# i'm having site problems.............



## bob1961 (Jul 23, 2010)

or maybe it is my CPU....i made a thread bout pulled pork on regis and kelly and have a reply, but when i go to read it it's not there....just my topic i made, also when i mark all forums read they don't get marked as so....i tried refreshing a bunch of times and they are marked read, then i go into a forum and there not marked read then....i restarted my CPU maybe that was it but nope still having this trouble now, HELP lol........bob

....


----------



## bob1961 (Jul 23, 2010)

also i'm having troubles going into the pork forum to see what the reply said and my post isn't even in there, but it is there before i go into the forum as last post...........bob

....


----------



## richoso1 (Jul 23, 2010)

I can read the reply, so let's see if anyone else reports that same issue on your thread.
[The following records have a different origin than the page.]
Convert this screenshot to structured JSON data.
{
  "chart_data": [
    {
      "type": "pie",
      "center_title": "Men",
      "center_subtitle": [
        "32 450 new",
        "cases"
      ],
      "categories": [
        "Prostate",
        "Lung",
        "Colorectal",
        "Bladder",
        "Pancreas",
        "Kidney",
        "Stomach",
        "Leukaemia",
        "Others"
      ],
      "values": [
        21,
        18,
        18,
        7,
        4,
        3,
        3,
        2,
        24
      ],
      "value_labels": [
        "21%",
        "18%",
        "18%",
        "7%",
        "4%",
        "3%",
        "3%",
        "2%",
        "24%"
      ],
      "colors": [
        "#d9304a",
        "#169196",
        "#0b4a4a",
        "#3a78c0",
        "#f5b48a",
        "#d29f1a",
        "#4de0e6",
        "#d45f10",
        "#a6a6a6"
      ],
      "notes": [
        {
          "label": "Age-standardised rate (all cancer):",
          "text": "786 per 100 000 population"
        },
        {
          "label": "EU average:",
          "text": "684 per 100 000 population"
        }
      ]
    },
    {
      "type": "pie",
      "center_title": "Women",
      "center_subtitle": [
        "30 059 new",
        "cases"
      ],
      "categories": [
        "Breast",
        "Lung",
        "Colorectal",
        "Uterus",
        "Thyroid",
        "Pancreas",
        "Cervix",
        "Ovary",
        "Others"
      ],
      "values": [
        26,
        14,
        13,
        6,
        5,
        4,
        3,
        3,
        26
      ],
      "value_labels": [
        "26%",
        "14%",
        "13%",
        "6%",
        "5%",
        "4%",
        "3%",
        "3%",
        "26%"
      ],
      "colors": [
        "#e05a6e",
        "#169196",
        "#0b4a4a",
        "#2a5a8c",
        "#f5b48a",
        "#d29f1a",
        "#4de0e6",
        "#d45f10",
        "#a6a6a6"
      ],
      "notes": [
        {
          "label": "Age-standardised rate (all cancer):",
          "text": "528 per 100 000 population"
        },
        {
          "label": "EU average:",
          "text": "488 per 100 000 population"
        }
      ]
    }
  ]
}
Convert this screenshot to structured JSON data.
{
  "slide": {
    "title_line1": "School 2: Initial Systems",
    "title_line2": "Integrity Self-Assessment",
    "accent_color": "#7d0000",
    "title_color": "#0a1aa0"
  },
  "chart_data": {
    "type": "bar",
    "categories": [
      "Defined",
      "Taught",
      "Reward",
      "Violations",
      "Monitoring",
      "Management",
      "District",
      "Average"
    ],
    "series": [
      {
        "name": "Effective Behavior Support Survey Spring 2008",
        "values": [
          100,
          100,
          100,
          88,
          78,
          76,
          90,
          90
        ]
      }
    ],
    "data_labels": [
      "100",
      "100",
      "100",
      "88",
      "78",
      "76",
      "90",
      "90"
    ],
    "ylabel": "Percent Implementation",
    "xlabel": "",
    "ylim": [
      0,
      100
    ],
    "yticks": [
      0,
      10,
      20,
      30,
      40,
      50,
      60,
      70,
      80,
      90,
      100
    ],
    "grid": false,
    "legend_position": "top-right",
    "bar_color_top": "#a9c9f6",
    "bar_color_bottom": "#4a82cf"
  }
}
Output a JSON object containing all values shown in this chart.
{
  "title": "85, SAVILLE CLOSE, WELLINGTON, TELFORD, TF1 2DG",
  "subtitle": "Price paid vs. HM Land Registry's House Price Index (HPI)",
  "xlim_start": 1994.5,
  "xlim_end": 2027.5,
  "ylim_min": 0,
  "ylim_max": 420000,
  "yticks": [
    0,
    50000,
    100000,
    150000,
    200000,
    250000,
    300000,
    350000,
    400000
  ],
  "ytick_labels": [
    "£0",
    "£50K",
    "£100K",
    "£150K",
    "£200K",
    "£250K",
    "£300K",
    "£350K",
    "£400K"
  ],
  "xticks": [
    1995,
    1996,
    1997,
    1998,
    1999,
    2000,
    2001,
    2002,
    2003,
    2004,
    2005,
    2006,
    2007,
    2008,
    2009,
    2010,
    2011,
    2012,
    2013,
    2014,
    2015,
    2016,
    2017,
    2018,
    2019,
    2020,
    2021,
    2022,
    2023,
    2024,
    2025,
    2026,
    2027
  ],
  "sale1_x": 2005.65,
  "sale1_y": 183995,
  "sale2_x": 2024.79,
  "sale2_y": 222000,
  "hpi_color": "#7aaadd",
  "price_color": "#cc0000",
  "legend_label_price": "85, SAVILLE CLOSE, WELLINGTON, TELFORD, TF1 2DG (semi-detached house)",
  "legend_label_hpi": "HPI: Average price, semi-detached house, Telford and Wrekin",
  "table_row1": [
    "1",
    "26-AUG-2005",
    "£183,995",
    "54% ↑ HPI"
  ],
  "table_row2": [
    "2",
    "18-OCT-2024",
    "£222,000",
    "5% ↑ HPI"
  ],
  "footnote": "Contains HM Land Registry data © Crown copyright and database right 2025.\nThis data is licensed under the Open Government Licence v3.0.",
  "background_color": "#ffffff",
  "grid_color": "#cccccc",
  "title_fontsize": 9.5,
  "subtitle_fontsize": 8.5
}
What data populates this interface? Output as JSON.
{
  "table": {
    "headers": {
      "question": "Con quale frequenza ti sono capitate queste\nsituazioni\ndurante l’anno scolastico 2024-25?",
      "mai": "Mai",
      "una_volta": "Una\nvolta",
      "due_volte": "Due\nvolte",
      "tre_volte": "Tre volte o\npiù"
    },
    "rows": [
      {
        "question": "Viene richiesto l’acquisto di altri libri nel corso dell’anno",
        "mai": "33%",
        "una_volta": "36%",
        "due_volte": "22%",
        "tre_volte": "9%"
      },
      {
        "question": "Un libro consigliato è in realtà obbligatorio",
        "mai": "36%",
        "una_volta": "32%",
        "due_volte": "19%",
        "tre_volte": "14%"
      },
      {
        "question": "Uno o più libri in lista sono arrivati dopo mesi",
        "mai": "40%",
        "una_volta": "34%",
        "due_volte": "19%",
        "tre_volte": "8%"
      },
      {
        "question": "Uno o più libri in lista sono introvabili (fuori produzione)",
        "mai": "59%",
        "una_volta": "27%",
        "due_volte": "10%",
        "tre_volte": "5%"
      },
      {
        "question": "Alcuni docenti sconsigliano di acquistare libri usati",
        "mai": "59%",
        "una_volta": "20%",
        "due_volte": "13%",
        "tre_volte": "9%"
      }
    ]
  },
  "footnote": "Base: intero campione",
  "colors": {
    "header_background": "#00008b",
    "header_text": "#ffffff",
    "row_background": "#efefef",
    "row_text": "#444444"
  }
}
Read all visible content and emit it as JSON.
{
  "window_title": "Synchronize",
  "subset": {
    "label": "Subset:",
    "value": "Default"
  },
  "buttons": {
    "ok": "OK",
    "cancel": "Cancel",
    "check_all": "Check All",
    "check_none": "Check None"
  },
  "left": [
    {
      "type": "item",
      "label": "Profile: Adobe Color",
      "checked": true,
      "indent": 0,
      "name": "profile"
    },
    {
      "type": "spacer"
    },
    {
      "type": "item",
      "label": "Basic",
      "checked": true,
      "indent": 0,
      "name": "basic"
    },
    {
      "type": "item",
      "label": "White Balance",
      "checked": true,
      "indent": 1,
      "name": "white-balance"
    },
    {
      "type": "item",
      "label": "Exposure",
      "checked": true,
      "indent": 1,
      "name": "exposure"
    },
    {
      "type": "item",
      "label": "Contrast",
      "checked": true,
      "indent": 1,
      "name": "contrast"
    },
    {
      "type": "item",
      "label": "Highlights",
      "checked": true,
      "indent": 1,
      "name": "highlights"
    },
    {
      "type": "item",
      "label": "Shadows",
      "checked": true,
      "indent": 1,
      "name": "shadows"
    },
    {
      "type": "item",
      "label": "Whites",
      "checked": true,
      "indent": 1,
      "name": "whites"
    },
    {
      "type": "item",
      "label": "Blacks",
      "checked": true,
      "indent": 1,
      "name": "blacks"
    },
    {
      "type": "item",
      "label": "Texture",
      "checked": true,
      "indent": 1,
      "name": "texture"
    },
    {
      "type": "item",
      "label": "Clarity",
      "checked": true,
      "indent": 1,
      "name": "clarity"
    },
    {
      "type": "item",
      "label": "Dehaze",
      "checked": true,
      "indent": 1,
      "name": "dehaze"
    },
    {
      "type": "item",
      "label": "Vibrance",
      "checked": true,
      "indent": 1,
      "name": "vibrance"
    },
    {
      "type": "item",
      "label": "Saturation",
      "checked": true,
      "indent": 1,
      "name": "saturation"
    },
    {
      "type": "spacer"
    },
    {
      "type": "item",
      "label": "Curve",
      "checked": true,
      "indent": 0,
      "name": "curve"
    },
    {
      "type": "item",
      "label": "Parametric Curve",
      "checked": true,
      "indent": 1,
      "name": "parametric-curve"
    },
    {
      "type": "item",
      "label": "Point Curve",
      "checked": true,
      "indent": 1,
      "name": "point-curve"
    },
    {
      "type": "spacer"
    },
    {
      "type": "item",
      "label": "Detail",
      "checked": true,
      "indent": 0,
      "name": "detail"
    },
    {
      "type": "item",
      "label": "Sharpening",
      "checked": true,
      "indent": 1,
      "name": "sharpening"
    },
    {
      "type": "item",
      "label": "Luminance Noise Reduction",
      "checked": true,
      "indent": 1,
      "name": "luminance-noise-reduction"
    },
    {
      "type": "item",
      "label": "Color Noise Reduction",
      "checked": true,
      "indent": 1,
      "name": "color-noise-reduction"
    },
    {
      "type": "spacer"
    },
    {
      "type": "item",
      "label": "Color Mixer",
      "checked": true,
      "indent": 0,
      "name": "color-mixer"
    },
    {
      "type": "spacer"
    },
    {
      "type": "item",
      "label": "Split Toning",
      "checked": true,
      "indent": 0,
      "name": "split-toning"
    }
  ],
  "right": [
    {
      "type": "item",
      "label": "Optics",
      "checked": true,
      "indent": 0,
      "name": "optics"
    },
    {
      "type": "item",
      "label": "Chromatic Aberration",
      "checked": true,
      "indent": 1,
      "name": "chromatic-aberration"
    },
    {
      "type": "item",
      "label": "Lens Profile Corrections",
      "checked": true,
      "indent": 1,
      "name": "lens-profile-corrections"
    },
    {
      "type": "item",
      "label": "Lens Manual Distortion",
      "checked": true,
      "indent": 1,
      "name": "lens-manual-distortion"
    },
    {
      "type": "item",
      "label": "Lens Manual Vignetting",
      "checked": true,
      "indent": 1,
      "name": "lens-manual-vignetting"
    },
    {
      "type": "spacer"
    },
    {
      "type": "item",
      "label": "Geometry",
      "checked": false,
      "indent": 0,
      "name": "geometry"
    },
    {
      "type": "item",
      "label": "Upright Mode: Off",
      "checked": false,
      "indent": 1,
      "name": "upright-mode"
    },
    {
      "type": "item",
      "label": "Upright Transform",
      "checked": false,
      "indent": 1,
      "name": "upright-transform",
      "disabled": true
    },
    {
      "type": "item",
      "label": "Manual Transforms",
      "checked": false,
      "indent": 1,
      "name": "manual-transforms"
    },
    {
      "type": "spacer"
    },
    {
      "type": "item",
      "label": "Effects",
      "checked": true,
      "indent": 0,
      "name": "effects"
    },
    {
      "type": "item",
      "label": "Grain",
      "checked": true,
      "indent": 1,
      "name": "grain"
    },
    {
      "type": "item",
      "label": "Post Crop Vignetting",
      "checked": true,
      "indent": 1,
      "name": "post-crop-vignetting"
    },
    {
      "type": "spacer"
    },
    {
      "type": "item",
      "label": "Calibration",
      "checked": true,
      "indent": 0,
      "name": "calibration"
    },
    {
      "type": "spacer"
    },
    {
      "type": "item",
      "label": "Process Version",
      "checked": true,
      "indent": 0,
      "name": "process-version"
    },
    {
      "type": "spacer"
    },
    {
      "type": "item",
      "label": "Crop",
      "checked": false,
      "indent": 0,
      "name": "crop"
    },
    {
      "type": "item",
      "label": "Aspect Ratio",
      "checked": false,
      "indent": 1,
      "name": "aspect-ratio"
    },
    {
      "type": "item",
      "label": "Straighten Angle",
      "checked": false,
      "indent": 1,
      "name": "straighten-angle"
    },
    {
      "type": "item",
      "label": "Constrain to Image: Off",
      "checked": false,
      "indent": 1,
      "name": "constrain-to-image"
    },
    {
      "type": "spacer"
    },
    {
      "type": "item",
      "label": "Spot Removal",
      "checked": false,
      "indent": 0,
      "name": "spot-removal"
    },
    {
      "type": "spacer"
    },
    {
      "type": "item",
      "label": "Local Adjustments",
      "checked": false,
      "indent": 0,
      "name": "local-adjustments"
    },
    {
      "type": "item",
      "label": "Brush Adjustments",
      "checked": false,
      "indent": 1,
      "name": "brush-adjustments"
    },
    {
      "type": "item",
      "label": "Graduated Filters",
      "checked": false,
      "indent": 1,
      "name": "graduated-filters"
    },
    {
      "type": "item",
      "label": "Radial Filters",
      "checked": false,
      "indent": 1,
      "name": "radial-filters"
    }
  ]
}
I'm sure your concern will be looked into soon.

Thanks,

Rich


----------



## Bearcarver (Jul 23, 2010)

Bob,

Your post is in "Pork" on my computer.

And you have 3 replies to it so far.

Bear


----------



## bob1961 (Jul 23, 2010)

i just came back and things seem to be right now....i'm gonna mark forums read and see what happens, thx guys.............bob

....


----------



## bob1961 (Jul 23, 2010)

yeah i'm still having troubles seeing my new replies to this thread and my regis thread too, plus marking forums read....all the go to 1st unread post are shaded out but when i go into any forum there not shaded out as read, hmmmmmm 
	

	
	
		
		



		
			






  i'v even rebooted my CPU and that didn't stop the issue's..........bob

....


----------